After struggling through the physicality of the basketball camp, Dante remembers going to his mom complaining and expecting sympathy from her in the process. Instead, she told him not to give up.
“You didn’t even start yet,” Dante recalls her saying. “Get your butt back out there tomorrow.”
Her tough love paid off, and now her son is playing college basketball with hopes that the NBA may be in the future. Throughout the letter, Dante beams about the support from his mother and thanks her for all of the hard work and sacrifice it took to get him to where he is — and he gives his mother all of the credit for his success.
Dante’s letter reflects his appreciation for his mother, stating that his move to America made him realize how much he took for granted. Among the things he immediately noticed moving to America is that they do not, in his words, appreciate peanut butter, like they do back in Mali.
Dante humorously talks about how overwhelming it was to see all the processed peanut butter rather than the freshly-made version his mother worked hard to give him.
It was this hard work that helped inspire Dante to work as hard as he did to get to play basketball. He recalls how this hard work helped bring him luxuries that children in America may not fully appreciate, such as the Chuck Taylor’s he got to play in. He recalls his mother’s demands that he clean his shoes and show appreciation.
Like many people who come over to America from another place, there’s a lot of shock that comes with it, but one particular American staple has Dante excited for when his mother comes.
“The first place we’ll go is a restaurant I know you’re going to love,” Dante tells his mother. “It’s called Chipotle. They have these things called burritos and for a little extra money you can get this stuff called guacamole. It’s hard to describe, but it’s one of my favorite foods now.”
While he acknowledges that he misses his mother’s cooking, this shows just how different the two cultures are. Burritos are an American staple, but an utterly foreign concept back in Mali. Chipotle may be a household brand here, but to Dante, they represent something new, different, and exciting to share back home.

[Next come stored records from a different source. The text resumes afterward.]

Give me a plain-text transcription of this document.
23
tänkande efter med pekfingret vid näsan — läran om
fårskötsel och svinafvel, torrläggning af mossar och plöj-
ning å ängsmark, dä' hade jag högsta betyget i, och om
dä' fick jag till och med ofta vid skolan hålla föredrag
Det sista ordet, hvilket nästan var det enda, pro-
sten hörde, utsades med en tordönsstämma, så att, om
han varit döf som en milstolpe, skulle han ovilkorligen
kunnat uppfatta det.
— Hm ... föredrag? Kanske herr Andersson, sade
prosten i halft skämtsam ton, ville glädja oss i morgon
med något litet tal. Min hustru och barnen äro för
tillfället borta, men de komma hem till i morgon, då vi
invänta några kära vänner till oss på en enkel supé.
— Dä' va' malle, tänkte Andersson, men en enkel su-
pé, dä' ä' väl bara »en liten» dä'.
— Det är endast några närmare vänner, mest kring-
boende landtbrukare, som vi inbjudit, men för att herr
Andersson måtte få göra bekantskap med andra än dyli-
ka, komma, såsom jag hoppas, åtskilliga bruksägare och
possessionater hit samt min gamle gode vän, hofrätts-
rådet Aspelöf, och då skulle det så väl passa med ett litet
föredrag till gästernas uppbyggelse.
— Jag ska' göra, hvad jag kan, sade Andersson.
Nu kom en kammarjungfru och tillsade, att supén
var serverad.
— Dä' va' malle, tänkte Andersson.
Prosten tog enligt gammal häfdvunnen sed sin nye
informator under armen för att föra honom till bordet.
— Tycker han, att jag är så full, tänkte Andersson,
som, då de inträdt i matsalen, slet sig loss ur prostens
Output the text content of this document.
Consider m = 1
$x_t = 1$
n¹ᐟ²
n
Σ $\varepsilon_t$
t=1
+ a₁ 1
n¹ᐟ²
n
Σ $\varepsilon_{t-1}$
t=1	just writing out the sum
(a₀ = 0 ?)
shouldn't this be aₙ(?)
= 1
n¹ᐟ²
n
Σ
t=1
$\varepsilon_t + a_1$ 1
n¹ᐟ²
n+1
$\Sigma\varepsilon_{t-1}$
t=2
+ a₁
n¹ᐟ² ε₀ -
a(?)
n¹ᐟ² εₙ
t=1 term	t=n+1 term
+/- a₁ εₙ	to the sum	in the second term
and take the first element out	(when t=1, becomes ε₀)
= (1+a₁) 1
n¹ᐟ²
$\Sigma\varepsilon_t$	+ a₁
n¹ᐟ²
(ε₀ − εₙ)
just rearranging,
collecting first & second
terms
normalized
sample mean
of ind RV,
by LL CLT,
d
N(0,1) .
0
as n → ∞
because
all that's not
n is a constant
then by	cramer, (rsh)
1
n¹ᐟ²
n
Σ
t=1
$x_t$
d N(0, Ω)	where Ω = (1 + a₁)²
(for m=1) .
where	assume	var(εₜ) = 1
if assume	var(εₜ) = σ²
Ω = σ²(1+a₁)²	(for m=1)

How Dante’s career plays out remains to be seen, but his letter to his mother shows some insight into the college experience from a player who may not have had the same path as his teammates and classmates alike.
He might have to wait on his NBA dreams, but a big man with his skill set could be a hot commodity for an NBA that is seeking new, big talent when he decides to bring his talents to the NBA. Until that moment comes, he will always have his love for both his mother and his favorite restaurant.